Mit seinem Nachfolger, Rick Baccus, war es noch schlimmer: dieser General der Nationalgarde von Rhode Island hat sich gleich unbeliebt gemacht, weil er den Gefangenen Respekt zollte und sie mit "Salam Aleikum" begrüsste. Er hat seine Lage noch dadurch verschlimmert, dass er das Rote Kreuz darum bat, im Lager Plakate aufzuhängen, die den Gefangenen ihre Pflichten als Kriegsgefangene erklärten: sie waren nur dazu verpflichtet, ihren Namen, ihren Geburtsort und ihr Geburtsdatum und ihre Matrikelnummer zu nennen, weiter nichts. Baccus glaubte, dass die "illegalen feindlichen Kämpfer" Kriegsgefangene seien. Er hatte sich vollkommen getäuscht! Also Exit Baccus und Auftritt Miller. Miller führt ein Sicherheits-und Kontrollsystem der Gefangenen ein, begründet auf einem Bestrafungs-und Belohnungssystem (die Belohnung könnte von einem Twinkie Schokoriegel oder einem Happy meal bis zum Transfert in einen Schlafsaal mit 9 Mitgefangenen gehen). Er perfektioniert das Modell von Guantanamo und wird dabei effizient von seiner rechten Hand unterstützt, die, wie könnte man es anders erwarten, Adolf McQueen heisst! Jetzt da er das Modell Guantanamo im Irak einführen soll, hat General Jay Hood seinen Job übernommen und führt das Regime von Miller in Guantanamo getreu weiter.

Nach diesen Bemerkungen komme ich nun zu meiner ursprünglichen Rede. Ich denke, es gibt auf dieser Bühne genügend hochqualifizierte Redner, die von Guantanamo vom rechtlichen Standpunkt aus sprechen können. Ich werde also versuchen, mich dem Thema von drei verschiedenen Seiten zu nähern: der politischen, strategischen und geschichtlichen. Ich denke es ist notwendig, Guantanamo in Zeit und Raum zu situieren, um zu verstehen, womit wir es hier zu tun haben.

Zuallererst eine Definition von Guantanamo. Die Definition, die vom Collectif Guantanamo in seinem Gründungsaufruf im Feburar 2003 verwendet wird. Guantanamo ist das erste Off-shore Konzentrationslager des Imperiums.

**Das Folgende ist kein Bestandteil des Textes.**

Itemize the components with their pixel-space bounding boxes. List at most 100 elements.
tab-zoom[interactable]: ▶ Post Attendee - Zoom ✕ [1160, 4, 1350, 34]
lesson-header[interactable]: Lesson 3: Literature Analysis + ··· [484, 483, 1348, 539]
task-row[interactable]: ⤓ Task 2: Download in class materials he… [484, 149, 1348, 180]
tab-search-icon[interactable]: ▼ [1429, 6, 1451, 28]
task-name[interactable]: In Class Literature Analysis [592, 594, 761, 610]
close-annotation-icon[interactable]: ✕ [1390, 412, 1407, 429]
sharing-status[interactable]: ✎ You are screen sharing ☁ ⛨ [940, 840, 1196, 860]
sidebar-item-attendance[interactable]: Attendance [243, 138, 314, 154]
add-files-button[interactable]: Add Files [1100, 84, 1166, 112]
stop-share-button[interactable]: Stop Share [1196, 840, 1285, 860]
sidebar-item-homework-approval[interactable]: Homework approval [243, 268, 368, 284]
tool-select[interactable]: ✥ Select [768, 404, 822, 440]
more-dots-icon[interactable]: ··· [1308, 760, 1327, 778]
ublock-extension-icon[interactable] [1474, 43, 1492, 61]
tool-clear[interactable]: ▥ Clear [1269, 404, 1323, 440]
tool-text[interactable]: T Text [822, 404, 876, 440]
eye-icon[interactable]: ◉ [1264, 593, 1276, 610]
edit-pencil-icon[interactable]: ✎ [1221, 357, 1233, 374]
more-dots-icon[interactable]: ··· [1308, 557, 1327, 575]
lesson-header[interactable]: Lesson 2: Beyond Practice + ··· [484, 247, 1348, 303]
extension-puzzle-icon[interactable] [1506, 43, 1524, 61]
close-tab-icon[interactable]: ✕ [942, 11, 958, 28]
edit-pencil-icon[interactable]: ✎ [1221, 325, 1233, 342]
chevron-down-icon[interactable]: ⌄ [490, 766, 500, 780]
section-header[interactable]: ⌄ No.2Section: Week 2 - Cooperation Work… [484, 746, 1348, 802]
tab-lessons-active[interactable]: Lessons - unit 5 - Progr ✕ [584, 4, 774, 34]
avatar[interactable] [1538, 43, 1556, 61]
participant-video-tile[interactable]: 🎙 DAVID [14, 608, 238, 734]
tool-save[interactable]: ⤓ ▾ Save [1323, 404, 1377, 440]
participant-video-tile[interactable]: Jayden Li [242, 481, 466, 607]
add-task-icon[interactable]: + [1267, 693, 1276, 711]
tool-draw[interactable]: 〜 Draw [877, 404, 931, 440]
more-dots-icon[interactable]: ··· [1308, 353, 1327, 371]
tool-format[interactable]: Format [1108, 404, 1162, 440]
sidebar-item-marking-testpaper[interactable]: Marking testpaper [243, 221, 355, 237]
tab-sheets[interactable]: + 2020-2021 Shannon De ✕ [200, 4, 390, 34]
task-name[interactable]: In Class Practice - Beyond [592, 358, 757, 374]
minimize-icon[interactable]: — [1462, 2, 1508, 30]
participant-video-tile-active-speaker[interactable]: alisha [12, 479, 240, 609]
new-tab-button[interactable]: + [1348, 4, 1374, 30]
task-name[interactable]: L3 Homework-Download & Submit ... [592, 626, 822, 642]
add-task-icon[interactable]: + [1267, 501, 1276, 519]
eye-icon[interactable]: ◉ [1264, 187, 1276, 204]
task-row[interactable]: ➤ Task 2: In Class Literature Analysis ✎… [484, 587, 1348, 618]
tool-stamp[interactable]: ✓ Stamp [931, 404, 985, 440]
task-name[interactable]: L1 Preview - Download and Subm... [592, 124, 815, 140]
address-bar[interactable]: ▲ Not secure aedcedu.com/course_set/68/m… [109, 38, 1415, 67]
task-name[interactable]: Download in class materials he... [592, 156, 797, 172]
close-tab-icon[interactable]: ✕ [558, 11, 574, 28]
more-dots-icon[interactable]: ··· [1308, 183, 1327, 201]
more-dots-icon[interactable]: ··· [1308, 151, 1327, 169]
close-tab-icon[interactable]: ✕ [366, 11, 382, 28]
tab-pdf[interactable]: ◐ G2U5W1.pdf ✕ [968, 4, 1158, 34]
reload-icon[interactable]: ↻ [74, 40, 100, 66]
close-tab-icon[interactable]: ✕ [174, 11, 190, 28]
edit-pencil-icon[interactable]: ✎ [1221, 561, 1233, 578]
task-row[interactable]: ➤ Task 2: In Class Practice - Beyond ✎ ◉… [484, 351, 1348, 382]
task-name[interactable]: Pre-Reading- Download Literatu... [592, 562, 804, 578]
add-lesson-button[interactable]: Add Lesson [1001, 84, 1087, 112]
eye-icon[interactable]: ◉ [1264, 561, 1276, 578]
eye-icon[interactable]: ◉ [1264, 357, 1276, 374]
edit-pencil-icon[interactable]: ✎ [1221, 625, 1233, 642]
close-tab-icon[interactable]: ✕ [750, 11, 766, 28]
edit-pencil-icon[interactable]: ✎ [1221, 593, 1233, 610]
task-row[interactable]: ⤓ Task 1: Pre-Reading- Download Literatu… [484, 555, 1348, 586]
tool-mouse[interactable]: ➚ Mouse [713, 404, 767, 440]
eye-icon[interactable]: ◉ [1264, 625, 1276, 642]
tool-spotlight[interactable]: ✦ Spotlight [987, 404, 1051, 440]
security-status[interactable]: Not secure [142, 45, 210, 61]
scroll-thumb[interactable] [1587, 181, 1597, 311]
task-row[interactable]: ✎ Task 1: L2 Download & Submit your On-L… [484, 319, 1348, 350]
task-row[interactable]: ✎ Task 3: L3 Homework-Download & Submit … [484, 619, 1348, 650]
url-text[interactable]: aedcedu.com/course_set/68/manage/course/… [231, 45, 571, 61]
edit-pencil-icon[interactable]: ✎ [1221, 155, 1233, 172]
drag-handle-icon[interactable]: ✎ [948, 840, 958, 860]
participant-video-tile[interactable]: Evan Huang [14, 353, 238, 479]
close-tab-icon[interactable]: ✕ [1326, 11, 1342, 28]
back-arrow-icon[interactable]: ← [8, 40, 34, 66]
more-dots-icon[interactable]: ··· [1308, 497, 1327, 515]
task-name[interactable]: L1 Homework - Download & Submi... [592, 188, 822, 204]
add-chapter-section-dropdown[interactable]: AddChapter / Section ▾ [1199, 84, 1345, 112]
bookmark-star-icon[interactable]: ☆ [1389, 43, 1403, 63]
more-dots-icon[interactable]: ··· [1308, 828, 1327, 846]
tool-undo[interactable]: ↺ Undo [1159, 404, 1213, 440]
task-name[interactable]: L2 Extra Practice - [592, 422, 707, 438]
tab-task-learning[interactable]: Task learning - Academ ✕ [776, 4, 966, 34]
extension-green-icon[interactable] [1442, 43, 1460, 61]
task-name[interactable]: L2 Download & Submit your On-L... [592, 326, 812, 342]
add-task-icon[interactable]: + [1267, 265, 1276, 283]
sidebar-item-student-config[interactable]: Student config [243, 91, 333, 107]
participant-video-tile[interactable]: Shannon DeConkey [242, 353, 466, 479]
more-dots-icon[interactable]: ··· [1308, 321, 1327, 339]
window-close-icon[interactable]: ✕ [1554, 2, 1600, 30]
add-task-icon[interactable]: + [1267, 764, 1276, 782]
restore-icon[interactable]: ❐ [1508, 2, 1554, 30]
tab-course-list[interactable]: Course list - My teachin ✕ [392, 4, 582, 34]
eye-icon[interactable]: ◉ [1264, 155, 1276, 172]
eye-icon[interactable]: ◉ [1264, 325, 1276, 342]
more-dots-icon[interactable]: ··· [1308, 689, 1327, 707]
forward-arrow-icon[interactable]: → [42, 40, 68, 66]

Vier Begriffe müssen ebenfalls definiert werden:
  • Konzentrationslager zuerst: Guantanamo ist Teil einer Reihe von Lagern, die von den Gefangenenlagern der Konföderierten während des Sezessionskriegs bis zu den Gefangenenlagern der amerikanischen Bürger japanischen Ursprungs geht, über die britischen Konzentrationslager für Buren in Südafrika Anfang des 20. Jahrhunderts oder für die Malayen in Malaisien während der 40er Jahre, ohne natürlich die Nazilager zu vergessen und den sowjetischen Gulag. Guantanamo ist sozusagen eine Art geschichtlicher Verdichtung aller Erfahrungen, die im Bereich der konzentrierten Gefangenenhaltung gemacht wurden. Es ist jedoch auch ein Labor, in dem neue, dem 21. Jahrhundert angemessene, Methoden ausprobiert werden können.
  • Erstes Off-shore Konzentrationslager: Off-shore ist der Begriff, den man verwendet, um die Ölplattformen im Meer zu bezeichen und er bedeutet "ausserhalb des Territoriums". Alle anderen Konzentrationslager befanden sich immer auf einem rechtlich definierten Territorium, im allgemeinen auf Nationalgebiet oder auf annektiertem Territorium, wie zum Beispiel dem von Nazis besetzten Polen. Und alle diese Lager hatten im Allgemeinen, zumindest der Form halber, interne juristische Strukturen und Instanzen und hingen sogar von formellen juristischen Instanzen ab, obwohl dies natürlich am Schicksal der Gefangenen nicht viel änderte. Bei Guantanamo handelt es sich um die Erfindung eines karzeralen Systems, das sich jeder Rechtssprechung entzieht. Kurz gesagt befinden wir uns auf dem Mond...
  • Erstes Off-shore Konzentrationslager des Imperiums: Ja, dies ist der frappierendste Aspekt von Guantanamo. Hier befinden sich Bürger aus 42 verschiedenen Ländern der Erde, verhaftet in Afghanistan, Pakistan, Gambia oder anderswo von Soldaten und Polizisten aus den USA und an einen Ort in der Karibik deportiert, der 24 Flugstunden von ihrem Heimatort entfernt ist. Die weltweite Tragweite des Phänomens ist offensichtlich. Die weltweite und imperialistische. In Guantanamo ist ein Mitgliedsland der UNO von insgesamt fünf vertreten. Guantanamo ist das erste weltweite Gefängnis eines Imperiums, das die Weltherrschaft anstrebt.
In den Siebzigern, zur Zeit der Baader-Meinhof-Gruppe und der Roten Brigaden, hatten einige deutsche Beamte ein Projekt entworfen, das ihre europäischen Kollegen mit einer gewissen Abneigung zurückgewiesen hatten: der Bau eines zentraleuropäischen Hochsicherheitsgefängnisses für alle Terroristen aus dem "gemeinsamen Markt", wie man damals sagte. Das Projekt wurde damals rasch verworfen. Heute verkörpert Guantanamo den schlimmsten paranoiden Alptraum, den man sich nur vorstellen kann.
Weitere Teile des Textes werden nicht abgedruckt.